1 AM: Alice tells you she wants to go to bed. Time to turn off the lights. Time to, ahem, quietly type.
2 AM: Sneak into bed. Kiss her on the cheek. Reflect on the magic of life as you feel her leg against yours. Decide that everything is perfect, that God exists, and that he must be good.
2:05 AM: Finally start to fall asleep. Await the terrors…

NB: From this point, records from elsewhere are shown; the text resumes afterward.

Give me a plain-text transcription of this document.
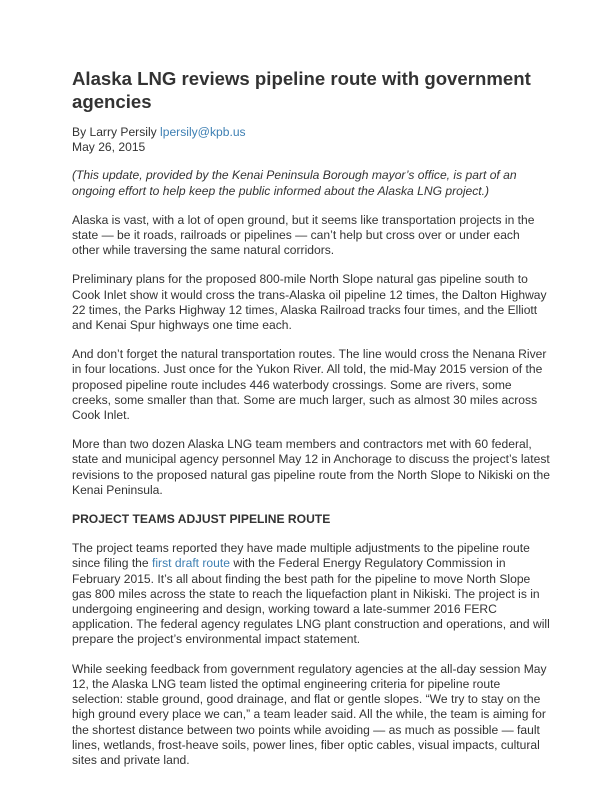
Alaska LNG reviews pipeline route with government agencies
By Larry Persily lpersily@kpb.us
May 26, 2015

(This update, provided by the Kenai Peninsula Borough mayor’s office, is part of an ongoing effort to help keep the public informed about the Alaska LNG project.)

Alaska is vast, with a lot of open ground, but it seems like transportation projects in the state — be it roads, railroads or pipelines — can’t help but cross over or under each other while traversing the same natural corridors.

Preliminary plans for the proposed 800-mile North Slope natural gas pipeline south to Cook Inlet show it would cross the trans-Alaska oil pipeline 12 times, the Dalton Highway 22 times, the Parks Highway 12 times, Alaska Railroad tracks four times, and the Elliott and Kenai Spur highways one time each.

And don’t forget the natural transportation routes. The line would cross the Nenana River in four locations. Just once for the Yukon River. All told, the mid-May 2015 version of the proposed pipeline route includes 446 waterbody crossings. Some are rivers, some creeks, some smaller than that. Some are much larger, such as almost 30 miles across Cook Inlet.

More than two dozen Alaska LNG team members and contractors met with 60 federal, state and municipal agency personnel May 12 in Anchorage to discuss the project’s latest revisions to the proposed natural gas pipeline route from the North Slope to Nikiski on the Kenai Peninsula.

PROJECT TEAMS ADJUST PIPELINE ROUTE

The project teams reported they have made multiple adjustments to the pipeline route since filing the first draft route with the Federal Energy Regulatory Commission in February 2015. It’s all about finding the best path for the pipeline to move North Slope gas 800 miles across the state to reach the liquefaction plant in Nikiski. The project is in undergoing engineering and design, working toward a late-summer 2016 FERC application. The federal agency regulates LNG plant construction and operations, and will prepare the project’s environmental impact statement.

While seeking feedback from government regulatory agencies at the all-day session May 12, the Alaska LNG team listed the optimal engineering criteria for pipeline route selection: stable ground, good drainage, and flat or gentle slopes. “We try to stay on the high ground every place we can,” a team leader said. All the while, the team is aiming for the shortest distance between two points while avoiding — as much as possible — fault lines, wetlands, frost-heave soils, power lines, fiber optic cables, visual impacts, cultural sites and private land.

Awe, isn’t that sweet, it’s a lie, but isn’t that sweet, golly gee— Oh Me Oh My, I may just cry. Let me dab these pesky little tears away. A little spooky towards the end, but hey, what is love if not… if not. What is love? Who am I? Is this what they call sundowning?
Jokes aside, man, Im out here, busting my hump! Camels beware— humps are getting busted. You all have not, dare I say— ain't seen nothing yet. “Oh Hillary” is gonna take over Edinburgh, like Chlymida at Arizona state, we're gonna be in everything but the drinking water. So go buy tickets!
Oh, Hillary: Theater for people who hate theater. Stay for the laughs. Run for the bathroom. Wake up, knowing that you definitely need to get tested in two weeks.
I know “funnier” isn’t a word, I am a, ahem-ahem-ahem Cambridge Man after all.